Even before the unprecedented summit between US president Donald Trump and the North Korean dictator Kim Jong-un began in Singapore overnight, it was a resounding success. For Kim, that is. A face-to-face meeting with the leader of the world's most powerful country has long been on Pyongyang's wishlist, but Washington, seeing the propaganda value of such a set-piece for the autocratic regime, has always resisted offering that concession without first seeing progress in talks on denuclearisation. In agreeing to the summit, Trump in effect proved right the rationale that long underpinned Pyongyang's nuclear drive: only by having weapons of mass destruction could North Korea be treated as an equal by the world's great powers. The summit should have been the final step in the process, not the first. Not only that, but Trump agreed to it without requiring anything other than rhetorical concessions from Kim.
We'll see in the coming months whether those words, due to be restated in Singapore, will translate into actions, but there is good reason for scepticism. In 2000, the then president of South Korea, Kim Dae-jung, won the Nobel peace prize after talks with his Northern counterpart, Kim Jong-il, appeared to hold out the promise of a historic deal. The initiative went nowhere. On that and several other occasions, Pyongyang has agreed to talks on its nuclear programme, banked the benefits (usually food aid, cash or a relaxing of sanctions) and then pulled the plug.
Juxtaposition striking
The juxtaposition between the Trump who landed in Singapore and the one who attended the G7 summit in Quebec at the weekend was striking. On the eve of his meeting with Kim, the US president radiated energy and optimism. At the G7 summit at the weekend, Trump was sour, surly and offensive. He appeared to be more comfortable about the prospect of meeting a brutal dictator than a gathering of democratic allies.
In time, the Quebec G7 may be seen as the point at which the chasm between Trump's America and its western allies became unbridgeable. The summit was a fiasco. On the eve of his arrival, Trump said Russia should be allowed back into the group. He arrived late for meetings, refused to compromise on trade, disparaged other leaders and left early. He then repudiated the joint communique in an angry tirade on Twitter.
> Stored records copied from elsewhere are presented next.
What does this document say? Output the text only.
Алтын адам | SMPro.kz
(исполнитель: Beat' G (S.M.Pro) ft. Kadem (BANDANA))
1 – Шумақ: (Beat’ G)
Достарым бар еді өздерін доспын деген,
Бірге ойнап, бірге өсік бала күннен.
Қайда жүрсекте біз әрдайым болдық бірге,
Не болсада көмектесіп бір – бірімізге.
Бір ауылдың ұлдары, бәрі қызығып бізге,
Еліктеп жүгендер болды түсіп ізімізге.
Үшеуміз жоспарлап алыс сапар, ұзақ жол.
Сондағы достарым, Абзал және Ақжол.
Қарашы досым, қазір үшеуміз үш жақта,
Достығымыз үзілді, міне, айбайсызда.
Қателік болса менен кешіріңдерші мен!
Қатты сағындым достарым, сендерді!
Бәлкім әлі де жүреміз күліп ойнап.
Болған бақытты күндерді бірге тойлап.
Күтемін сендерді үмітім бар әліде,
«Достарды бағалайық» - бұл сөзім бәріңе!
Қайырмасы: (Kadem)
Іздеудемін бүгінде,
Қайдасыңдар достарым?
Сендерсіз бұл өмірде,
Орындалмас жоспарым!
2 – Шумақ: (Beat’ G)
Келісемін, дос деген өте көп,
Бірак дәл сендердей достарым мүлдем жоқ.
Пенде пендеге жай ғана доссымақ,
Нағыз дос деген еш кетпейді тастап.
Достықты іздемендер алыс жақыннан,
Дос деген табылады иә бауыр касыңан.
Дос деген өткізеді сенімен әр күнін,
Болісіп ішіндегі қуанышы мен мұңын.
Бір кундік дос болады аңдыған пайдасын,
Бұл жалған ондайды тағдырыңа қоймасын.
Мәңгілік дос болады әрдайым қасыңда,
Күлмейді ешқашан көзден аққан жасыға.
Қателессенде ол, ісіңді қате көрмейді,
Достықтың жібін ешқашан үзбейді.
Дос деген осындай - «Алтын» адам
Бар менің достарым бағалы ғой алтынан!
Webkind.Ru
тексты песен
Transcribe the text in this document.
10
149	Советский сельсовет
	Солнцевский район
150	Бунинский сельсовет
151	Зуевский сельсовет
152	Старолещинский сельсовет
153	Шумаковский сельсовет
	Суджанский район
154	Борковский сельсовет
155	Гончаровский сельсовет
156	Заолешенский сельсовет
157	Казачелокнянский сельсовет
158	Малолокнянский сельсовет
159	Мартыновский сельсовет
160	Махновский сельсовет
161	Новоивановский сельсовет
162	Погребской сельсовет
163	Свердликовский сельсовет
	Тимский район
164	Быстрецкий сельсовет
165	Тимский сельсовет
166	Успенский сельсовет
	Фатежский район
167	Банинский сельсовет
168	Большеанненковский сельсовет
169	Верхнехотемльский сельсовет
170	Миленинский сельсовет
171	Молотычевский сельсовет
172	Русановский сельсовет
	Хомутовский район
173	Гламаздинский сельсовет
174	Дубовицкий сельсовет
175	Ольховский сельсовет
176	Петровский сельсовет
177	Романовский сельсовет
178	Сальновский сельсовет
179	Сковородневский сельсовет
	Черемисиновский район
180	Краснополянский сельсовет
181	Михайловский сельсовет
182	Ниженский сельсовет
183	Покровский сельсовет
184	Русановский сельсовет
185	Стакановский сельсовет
It’s easy to dismiss such behaviour as just more Trumpian posturing. But something much more profound is taking place. Under Trump, the US is breaking with its western allies on a range of key policy issues, from climate and trade to the Middle East. Trump is openly hostile to the post-war order that the US was instrumental in establishing. If there were any US allies who still clung to the hope that the US president could be manoeuvred back to the mainstream, the failure of the G7 in Quebec was a salutary lesson.